I wake at 7-ish, but can't convince myself to actually get up until 8:15. I'm packed up and on the road at 8:45.
I head west on Rt. 2, through local towns and local traffic, the happy natives on their way to work. The buildings are draped with American (go figure!) flags, and mottos like "God Bless America" and "Solidarity". Wow. Small town America.
About every hundred yards is a chance to buy maple syrup, or local crafts, or moose-related items, or wood, or who-knows-what-all. Wow. Small town America.
Through the shaded, twisty corners, the speed limits rising and falling with the proximity to the Sheriff's Office, (Oh. I do have the cheat sheet I made of speed limits in Mph and Kph on top of the map. It's great!) I have my first encounter of the day with the trailer trash. Airsteam trailer, red ID number 30912, California license GPG 6, towed by a GMC 5th-wheel pickup. Dude, I hate you. Driving Rt. 2 with that rig, staying 5-10 Mph below the speed limit. All of us behind you hate you. Finally, I pass, and then get caught behind another convoy of Land Yachts. I give up and pull over at a rest stop. At least it's pretty. A family from Nova Scotia, returning from vacationing in Ontario, engages me in conversation. I head out again.
There's a town in Maine called Mexico. No, really. It's next door to a town called Peru. Really. They have the largest waterfall east of Niagara Falls, and it has been harnessed for electricity since the 1890's. While I'm taking these pictures, a small boy pedals up, and tells me of all the Kawasaki products he (or his family) owns. Since I still have my helmet on, and he's pedaling his bike in excited circles around me, I don't get all he has to say. But, hey. Cute kid.
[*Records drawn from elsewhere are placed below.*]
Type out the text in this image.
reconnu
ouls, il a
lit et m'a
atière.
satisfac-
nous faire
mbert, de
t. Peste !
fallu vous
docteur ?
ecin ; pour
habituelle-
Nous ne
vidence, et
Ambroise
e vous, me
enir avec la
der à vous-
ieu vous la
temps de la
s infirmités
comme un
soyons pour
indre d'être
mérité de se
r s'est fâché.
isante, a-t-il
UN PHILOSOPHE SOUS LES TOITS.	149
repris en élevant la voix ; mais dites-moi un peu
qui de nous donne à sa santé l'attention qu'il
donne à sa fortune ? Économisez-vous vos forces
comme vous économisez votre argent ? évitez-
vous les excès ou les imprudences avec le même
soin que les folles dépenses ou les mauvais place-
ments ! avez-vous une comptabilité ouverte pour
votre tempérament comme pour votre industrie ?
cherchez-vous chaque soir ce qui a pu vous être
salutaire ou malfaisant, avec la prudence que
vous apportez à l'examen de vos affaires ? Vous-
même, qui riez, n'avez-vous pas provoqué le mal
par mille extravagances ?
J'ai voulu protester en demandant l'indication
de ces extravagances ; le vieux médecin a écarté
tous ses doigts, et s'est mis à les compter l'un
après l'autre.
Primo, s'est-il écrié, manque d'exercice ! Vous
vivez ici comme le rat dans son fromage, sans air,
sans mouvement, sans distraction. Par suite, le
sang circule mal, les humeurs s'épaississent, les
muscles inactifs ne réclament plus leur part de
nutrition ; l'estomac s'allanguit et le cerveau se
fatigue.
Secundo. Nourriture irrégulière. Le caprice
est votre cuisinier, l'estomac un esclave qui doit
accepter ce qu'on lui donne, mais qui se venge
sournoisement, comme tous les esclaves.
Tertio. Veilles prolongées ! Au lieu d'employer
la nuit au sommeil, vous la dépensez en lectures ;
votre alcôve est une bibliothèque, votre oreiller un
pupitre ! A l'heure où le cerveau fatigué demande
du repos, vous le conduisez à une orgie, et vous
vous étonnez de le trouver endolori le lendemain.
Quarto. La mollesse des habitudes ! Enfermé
Pulling out from the Mexico stop, I'm behind Mr. Airstream again. It takes a while to get a chance to pass. I head into the White Mountain National Forest. It's lovely, shaded, twisty, and cool. Very nice. The road gets rougher, and then, suddenly, the road smoothes out and has shoulders again. I'm in New Hampshire.
I gas up in Gorman, and apply sunscreen. It's about 12:30, and I'm hungry. There are no further restaurants until Lancaster, 20 minutes later. I do pass Santa's Village and Six-Gun City, icons of childhood road trips. Speaking of which - during several family vacations, we were told we were going to the Green Mountains, or White Mountains to camp. In each case, my parents gave up in Bangor, and we were none the wiser. There was a pool, and hills. I was 8. This is another reason to travel Rt. 2. While paying for lunch, Airstream Guy goes by. I get moving and pass him quickly.
Here are some more mountains, in Vermont. I believe them to be White or Green. I have no further comment on them.
Going through Montpieler, I notice my taillight reflected in the bumper of the truck behind me. It seems very bright. It's too bright - the brake light is on, steady. This distracts me somewhat, and I miss the exit for Rt. 2, ending up on 89 West instead. I pull over at the first rest stop, and verify the bad news. The brake light is on, although playing with the foot brake makes it go out. The linkages on the pedal look fine. I head off.
When 89 turns north, I get off at 2 and head through the islands on Lake Champlain. It's pretty, and relaxing. I check the route guide my dad made with his AAA software, and see it's only about another hour-and-a-half to Cornwall. I can do that. I gird my metaphorical loins (the real ones are already girded) and off I go.
Crossing the bridge from Rt. 2 to Rt. 11, I find myself behind - Airstream Guy. Still doing his thing, well below the speed limit. Not because he's nervous - each time I pass him, he's leaning back, holding the wheel with one hand. Jerk. You could let us pass once in a while. I dub him "Nemesis".
I make it to Monroe, and gas up at a Texaco station with the cleanest public washroom it has ever been my privilege to sully. Wow. Gassed up, I head up 37, across at Cornwall. The Canada Customs trainee gives me no problems, but the toll bridge is a surprise. I pull off at the Ramada Inn, at the base of the bridge. After unpacking, a few minutes thought brings to mind the fact that the rear pedal brake light adjuster is under the side cover. Two minutes later, I have working brake lights again. A shower later, and I'm in the hotel restaurant, delighting the servers Kathleen and Sophie as I work on this page. (Boy, I hope it is Kathleen, and not Katharine, or some other "K" name).
Numbers: Cheating of death - 2. 1 for noticing the failed brake light, and driving to make sure it didn't matter. 1 for taking off from a gravely bit, and having one foot go out from under me. Luckily the bike was then accelerating, and could stay up. Odo 26352, trip 4595. 680 stunningly beautiful Km today. By the time I get home tomorrow, it'll be 5000 Km.